3

239 24 5
                                    

Denizin dalgaları akşama doğru iyice sakinleşmişti. Meltem serin serin eserken Thomas ve Minho herkesten uzakta, kayalıkların üstünde boş boş denizi seyrediyorlardı. Ne Thomas konuşmuştu ne de Minho.

Nasıl söyleyeceğini bilmiyordu, belki tek bağışık olan Thomas değildi ama yapılan deneyler bu yargıyı çoktan belli etmişti zaten. O tek bağışıktı.

Derin bir nefes aldı Minho. "Tommy, sana bir şey söylemem gerek."

Thomas bakışlarını Minho'ya çevirirken kaşlarını kaldırdı. "Şu Tina hakkındaysa, onu birlikte almaya gideceğiz ve derdini öğrenece-"

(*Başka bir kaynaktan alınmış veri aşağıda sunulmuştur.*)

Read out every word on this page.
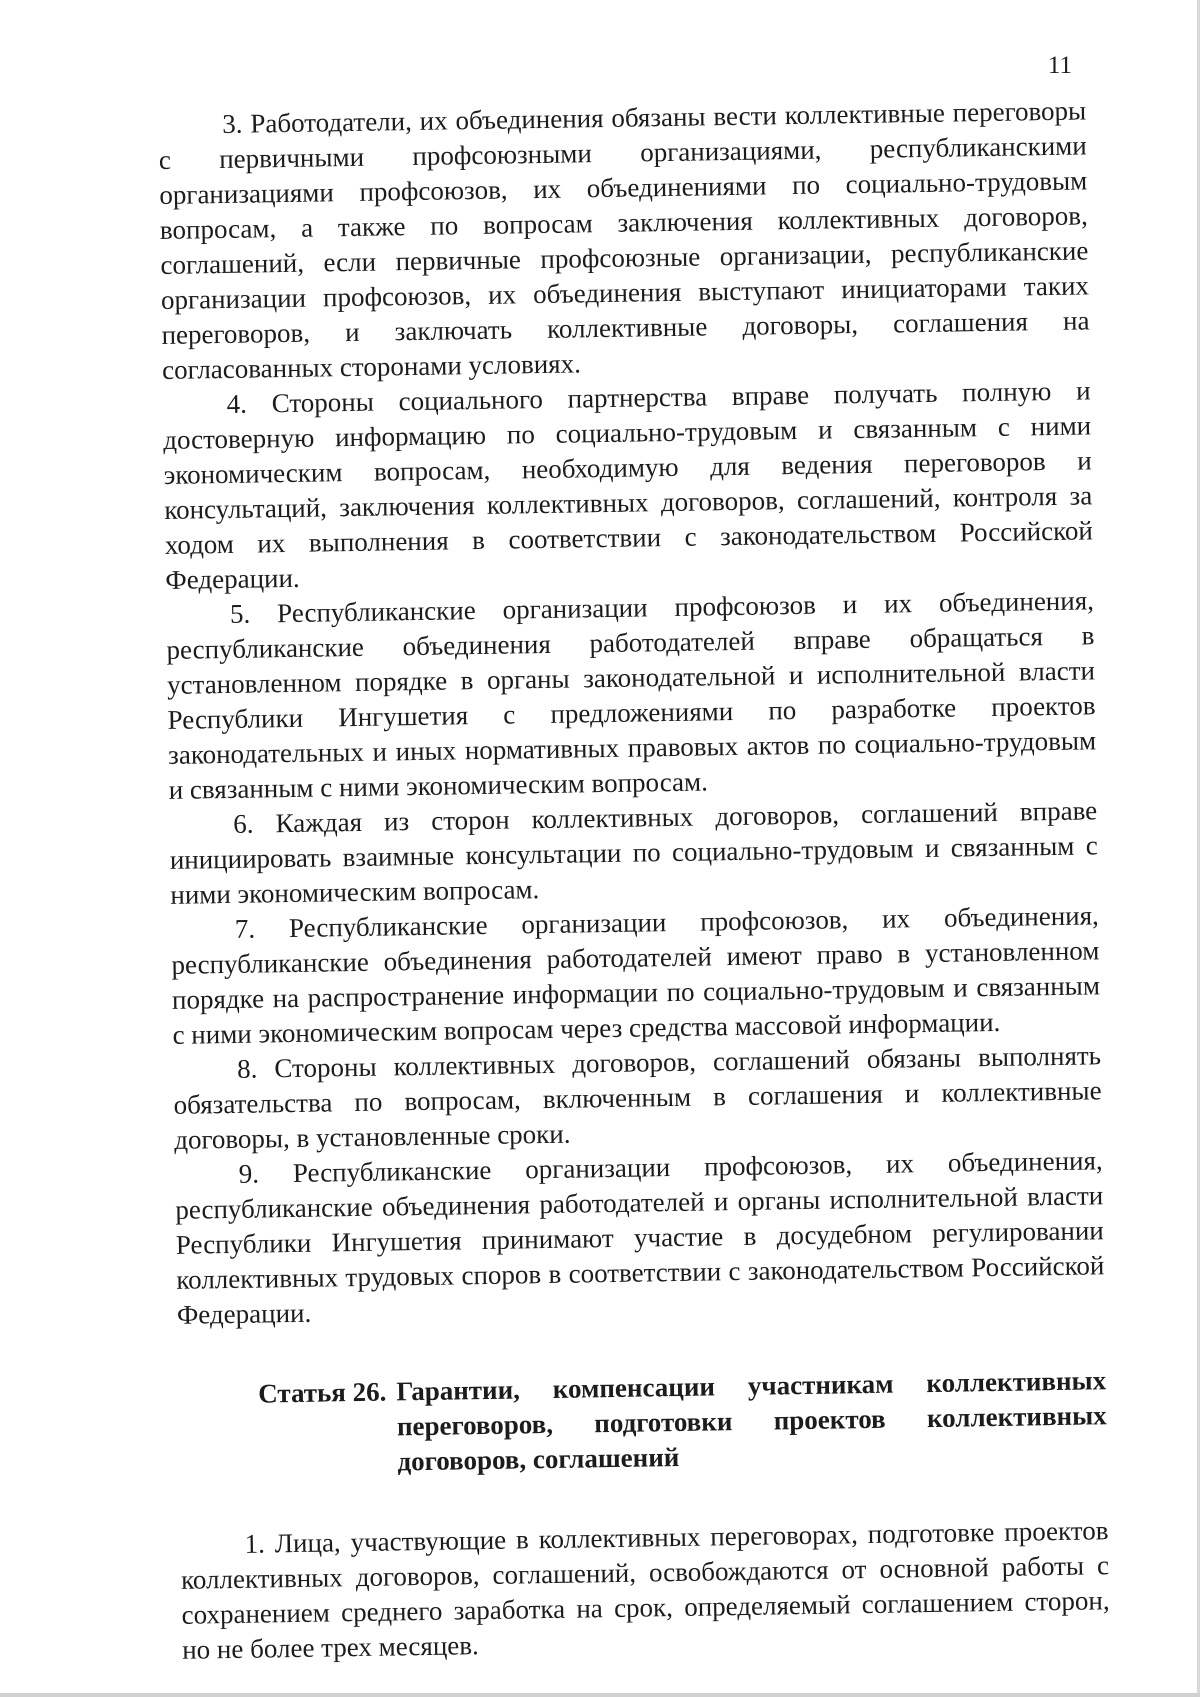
11

3. Работодатели, их объединения обязаны вести коллективные переговоры с первичными профсоюзными организациями, республиканскими организациями профсоюзов, их объединениями по социально-трудовым вопросам, а также по вопросам заключения коллективных договоров, соглашений, если первичные профсоюзные организации, республиканские организации профсоюзов, их объединения выступают инициаторами таких переговоров, и заключать коллективные договоры, соглашения на согласованных сторонами условиях.

4. Стороны социального партнерства вправе получать полную и достоверную информацию по социально-трудовым и связанным с ними экономическим вопросам, необходимую для ведения переговоров и консультаций, заключения коллективных договоров, соглашений, контроля за ходом их выполнения в соответствии с законодательством Российской Федерации.

5. Республиканские организации профсоюзов и их объединения, республиканские объединения работодателей вправе обращаться в установленном порядке в органы законодательной и исполнительной власти Республики Ингушетия с предложениями по разработке проектов законодательных и иных нормативных правовых актов по социально-трудовым и связанным с ними экономическим вопросам.

6. Каждая из сторон коллективных договоров, соглашений вправе инициировать взаимные консультации по социально-трудовым и связанным с ними экономическим вопросам.

7. Республиканские организации профсоюзов, их объединения, республиканские объединения работодателей имеют право в установленном порядке на распространение информации по социально-трудовым и связанным с ними экономическим вопросам через средства массовой информации.

8. Стороны коллективных договоров, соглашений обязаны выполнять обязательства по вопросам, включенным в соглашения и коллективные договоры, в установленные сроки.

9. Республиканские организации профсоюзов, их объединения, республиканские объединения работодателей и органы исполнительной власти Республики Ингушетия принимают участие в досудебном регулировании коллективных трудовых споров в соответствии с законодательством Российской Федерации.

Статья 26. Гарантии, компенсации участникам коллективных переговоров, подготовки проектов коллективных договоров, соглашений

1. Лица, участвующие в коллективных переговорах, подготовке проектов коллективных договоров, соглашений, освобождаются от основной работы с сохранением среднего заработка на срок, определяемый соглашением сторон, но не более трех месяцев.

Minho sabırsızlıkla lafını böldü. Cesaretini toplamışken bir an önce söylemek istiyordu. "Kız kardeşini tanıyorum Thomas."

Thomas'ın yüzünde anlamsız ve bir o kadar da şaşkın bir ifade vardı. "Ne saçmalıyorsun Minho? Böyle bir şey imkansız."

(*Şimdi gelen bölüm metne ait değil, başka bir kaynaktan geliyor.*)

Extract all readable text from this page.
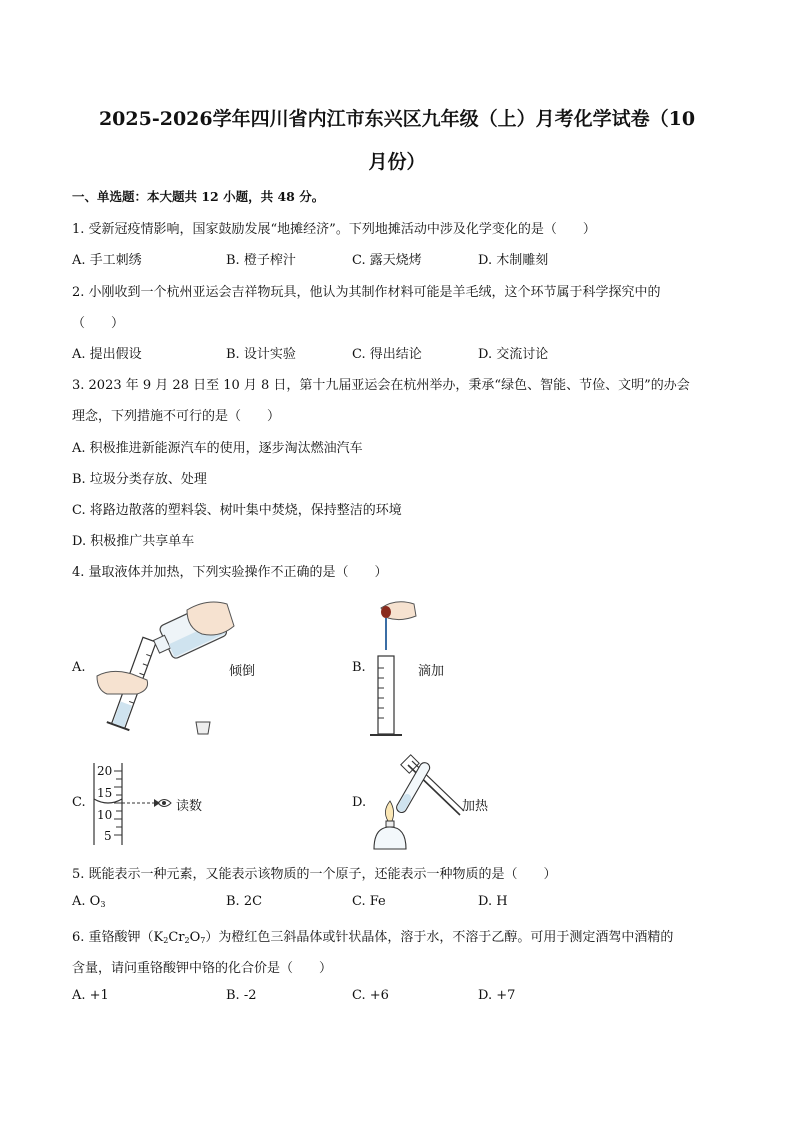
2025-2026学年四川省内江市东兴区九年级（上）月考化学试卷（10
月份）
一、单选题：本大题共 12 小题，共 48 分。
1. 受新冠疫情影响，国家鼓励发展“地摊经济”。下列地摊活动中涉及化学变化的是（　　）
A. 手工刺绣	B. 橙子榨汁	C. 露天烧烤	D. 木制雕刻
2. 小刚收到一个杭州亚运会吉祥物玩具，他认为其制作材料可能是羊毛绒，这个环节属于科学探究中的
（　　）
A. 提出假设	B. 设计实验	C. 得出结论	D. 交流讨论
3. 2023 年 9 月 28 日至 10 月 8 日，第十九届亚运会在杭州举办，秉承“绿色、智能、节俭、文明”的办会
理念，下列措施不可行的是（　　）
A. 积极推进新能源汽车的使用，逐步淘汰燃油汽车
B. 垃圾分类存放、处理
C. 将路边散落的塑料袋、树叶集中焚烧，保持整洁的环境
D. 积极推广共享单车
4. 量取液体并加热，下列实验操作不正确的是（　　）
A.	倾倒	B.	滴加
C.
20
15
10
5
读数	D.	加热
5. 既能表示一种元素，又能表示该物质的一个原子，还能表示一种物质的是（　　）
A. $O_3$	B. 2C	C. Fe	D. H
6. 重铬酸钾$(K_2Cr_2O_7)$为橙红色三斜晶体或针状晶体，溶于水，不溶于乙醇。可用于测定酒驾中酒精的
含量，请问重铬酸钾中铬的化合价是（　　）
A. +1	B. -2	C. +6	D. +7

"Değil, bugün öğlene doğru hatırladım. Siz sinyal bulduğunuzda. Aniden aklıma geldi." Thomas yere destek olarak dayadığı dirseklerini dikleştirerek oturdu.

"Minho, üzgünüm fakat bu öyle kolayca hatırlanacak bir şeye benzemiyor. Düşünsene, aniden bir kızın teki rüyalarıma girip onu bulmamı istiyor. Üstüne de ölüyor. Onun da üstüne bize sinyal gönderiyor. Psişik güçleri mi var bunun?"

Minho bir iç çekti. "İSYAN bizi almadan önce, çok yakın arkadaştık. Ama ben bir süre sonra ona karşı olan hislerimin farkına vardım. Onu daha fazla arkadaş olarak göremiyordum, görmek istemiyordum."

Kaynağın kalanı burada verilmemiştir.